Everybody Down is a self-proclaimed rhyme novel. Each track is a short story (or vignette) about a group of people living in London and their experiences. Through the course of the album we see the characters find love, get involved in corporate drug deals, feel isolation from society, and go to parties (Anyone who has ever had a night out at a ‘cool’ party will immediately connect with this track). All of this is backed up by Dan Carey’s incendiary production (let’s hope there is an instrumental version in the pipeline!!!). It’s not that Carey has turned the idea of a hip-hop album on its head, it’s that he’s managed to convey the emotion of Tempest’s vitriolic words into music.

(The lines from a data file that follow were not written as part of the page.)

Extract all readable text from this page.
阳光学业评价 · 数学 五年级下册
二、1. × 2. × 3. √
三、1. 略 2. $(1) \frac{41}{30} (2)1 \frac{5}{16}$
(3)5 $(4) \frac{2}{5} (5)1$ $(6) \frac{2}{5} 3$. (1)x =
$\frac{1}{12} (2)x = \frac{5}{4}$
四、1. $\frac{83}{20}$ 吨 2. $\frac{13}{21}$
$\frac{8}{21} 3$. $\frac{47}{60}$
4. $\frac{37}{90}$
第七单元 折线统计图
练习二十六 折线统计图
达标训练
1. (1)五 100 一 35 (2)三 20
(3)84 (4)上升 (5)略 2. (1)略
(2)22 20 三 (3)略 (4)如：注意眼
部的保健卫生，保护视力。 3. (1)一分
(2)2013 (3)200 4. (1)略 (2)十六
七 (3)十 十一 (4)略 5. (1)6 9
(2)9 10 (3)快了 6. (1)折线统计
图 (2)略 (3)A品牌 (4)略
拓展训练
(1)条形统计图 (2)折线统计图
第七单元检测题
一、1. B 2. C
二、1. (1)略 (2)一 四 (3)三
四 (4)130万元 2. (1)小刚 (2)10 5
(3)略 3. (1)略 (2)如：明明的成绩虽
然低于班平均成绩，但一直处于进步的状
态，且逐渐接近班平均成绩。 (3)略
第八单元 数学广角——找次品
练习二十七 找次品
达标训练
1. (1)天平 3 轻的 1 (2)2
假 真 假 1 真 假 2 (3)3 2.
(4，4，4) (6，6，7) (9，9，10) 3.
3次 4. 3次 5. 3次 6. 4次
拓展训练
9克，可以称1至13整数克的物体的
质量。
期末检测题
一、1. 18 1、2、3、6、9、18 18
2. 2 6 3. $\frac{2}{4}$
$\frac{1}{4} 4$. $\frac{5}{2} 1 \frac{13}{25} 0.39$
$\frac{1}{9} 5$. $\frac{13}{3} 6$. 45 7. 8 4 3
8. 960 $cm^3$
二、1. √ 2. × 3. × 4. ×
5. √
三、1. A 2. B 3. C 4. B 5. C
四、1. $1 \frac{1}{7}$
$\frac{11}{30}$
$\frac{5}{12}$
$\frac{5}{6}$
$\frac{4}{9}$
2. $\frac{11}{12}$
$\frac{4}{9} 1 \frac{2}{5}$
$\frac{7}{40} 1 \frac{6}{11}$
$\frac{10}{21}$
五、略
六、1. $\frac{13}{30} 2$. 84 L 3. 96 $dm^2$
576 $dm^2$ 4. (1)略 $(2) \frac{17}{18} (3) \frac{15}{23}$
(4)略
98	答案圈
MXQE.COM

Good hip hop concept albums are thin on the ground. Slick Rick and Prince Paul pulled it off in the 80s and 90s, even Mike Skinner tried his hand at it in the 00s, but this somehow works better and seems fresh. This is down to Tempest’s effortless control of the English language. She has no problem mixing up classical English with the phonetics of a gutter snipe. But this is what we’ve come to expect from someone who spent as much of her youth at rap battles as she did spoken word nights.
This album has the right amount of commercial appeal to get the public behind it (a nod by this year’s Mercury Music Prize committee proves this), but it also has enough to warrant repeat listens mandatory. At 27, Kate Tempest is relatively at the start of her career, if this is anything to go by she will be one to watch grow and grow over the years.